The question of the Strip’s boundary and what falls within it has also provided a ripple effect on a string of businesses between the Stratosphere and Sahara. If the Stratosphere considers itself a Strip property, well then, so does Chapel of the Bells, the Little Vegas Chapel, Destiny Tattoos and the Strip Gun Club. Consider the Stratosphere’s point of view as a rising tide lifting all boats.
Charlie Fusco said he’s been tattooing in Las Vegas for 24 years after moving from his hometown of Chicago. He said when customer ask for tattoos of the Strip, they want the Stratosphere as a part of it.
“I have tattooed it so many times,” Fusco said. “If you don’t include it, it doesn’t look like the Strip to them.”
Strip Gun Club was so confident it was on the Strip that its business filing six years ago made sure its name had the word “Strip” in it. Justin Michaels, a partner at the gun range, said “we are 100% on the Strip.”
The gun range is tucked between a marijuana dispensary and the Chapel of the Bells. Patricia Fullmer, general manager for the chapel, said she’s been helping couples get married and renew vows “on the Strip” since the 1970s.
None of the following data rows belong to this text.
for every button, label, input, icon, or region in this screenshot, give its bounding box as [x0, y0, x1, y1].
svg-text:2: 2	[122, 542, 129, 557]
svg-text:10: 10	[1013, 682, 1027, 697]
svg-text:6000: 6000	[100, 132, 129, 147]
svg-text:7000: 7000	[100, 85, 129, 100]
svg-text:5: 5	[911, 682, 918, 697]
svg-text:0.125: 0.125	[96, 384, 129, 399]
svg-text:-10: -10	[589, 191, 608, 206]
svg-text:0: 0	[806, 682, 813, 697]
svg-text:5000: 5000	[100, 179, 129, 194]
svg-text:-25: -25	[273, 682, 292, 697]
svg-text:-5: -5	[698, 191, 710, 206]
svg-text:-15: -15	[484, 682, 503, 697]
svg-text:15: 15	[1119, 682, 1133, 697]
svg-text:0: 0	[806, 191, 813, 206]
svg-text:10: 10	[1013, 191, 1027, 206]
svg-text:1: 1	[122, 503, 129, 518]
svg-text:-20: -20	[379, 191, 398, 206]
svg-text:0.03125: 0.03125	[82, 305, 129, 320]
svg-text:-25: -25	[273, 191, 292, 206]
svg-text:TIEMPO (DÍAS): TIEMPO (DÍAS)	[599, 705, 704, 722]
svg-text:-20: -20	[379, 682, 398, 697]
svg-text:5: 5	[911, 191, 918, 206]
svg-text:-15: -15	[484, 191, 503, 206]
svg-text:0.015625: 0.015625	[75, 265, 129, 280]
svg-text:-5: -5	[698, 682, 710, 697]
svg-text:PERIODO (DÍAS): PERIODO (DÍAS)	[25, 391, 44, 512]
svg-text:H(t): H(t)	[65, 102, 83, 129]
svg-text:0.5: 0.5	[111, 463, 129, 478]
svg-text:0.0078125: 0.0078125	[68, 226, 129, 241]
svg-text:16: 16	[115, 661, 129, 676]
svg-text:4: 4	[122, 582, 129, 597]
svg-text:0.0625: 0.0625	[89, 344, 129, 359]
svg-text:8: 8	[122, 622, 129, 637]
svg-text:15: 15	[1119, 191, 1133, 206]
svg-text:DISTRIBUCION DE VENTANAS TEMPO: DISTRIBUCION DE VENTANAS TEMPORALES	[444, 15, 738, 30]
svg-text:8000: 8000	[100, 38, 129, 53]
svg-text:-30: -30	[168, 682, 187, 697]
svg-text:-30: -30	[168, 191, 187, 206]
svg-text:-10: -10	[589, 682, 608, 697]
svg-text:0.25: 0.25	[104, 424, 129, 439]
Sartini is right, she said. “Everybody wants to be so PC these days, but it’s the Strip.”
A few yards north of the Chapel of the Bells at the Little Vegas Chapel ($200 to get married — $100 extra to be married by an Elvis impersonator: “He’s got to pay for that jump suit,” general manager Michael Kelly said), they are also firmly in the camp of being a Strip property.
Scott Roeben, who runs the Vital Vegas blog and keeps his finger on the pulse of these matters, said, “The Strip isn’t about legal boundaries; it’s the spirit of the thing.”
But across the street at the corner of Bob Stupak Way and Las Vegas Boulevard, Tracy Hovec had a different perspective while working her shift as a bartender at the Aztec Inn and Casino — a decades-old property that boasts a Ms. Pac-Man arcade game in the corner, a clapboard promising “Happy Hour Every Hour” and $2 Pabst Blue Ribbon beers.
Hovec said she understood Sartini’s argument and that it made sense — to a point. But she also said she chose to believe what the maps clearly point out: The Stratosphere isn’t on the Las Vegas Strip.
“If he wanted to be on the Strip, he should’ve bought a property on the Strip,” she said.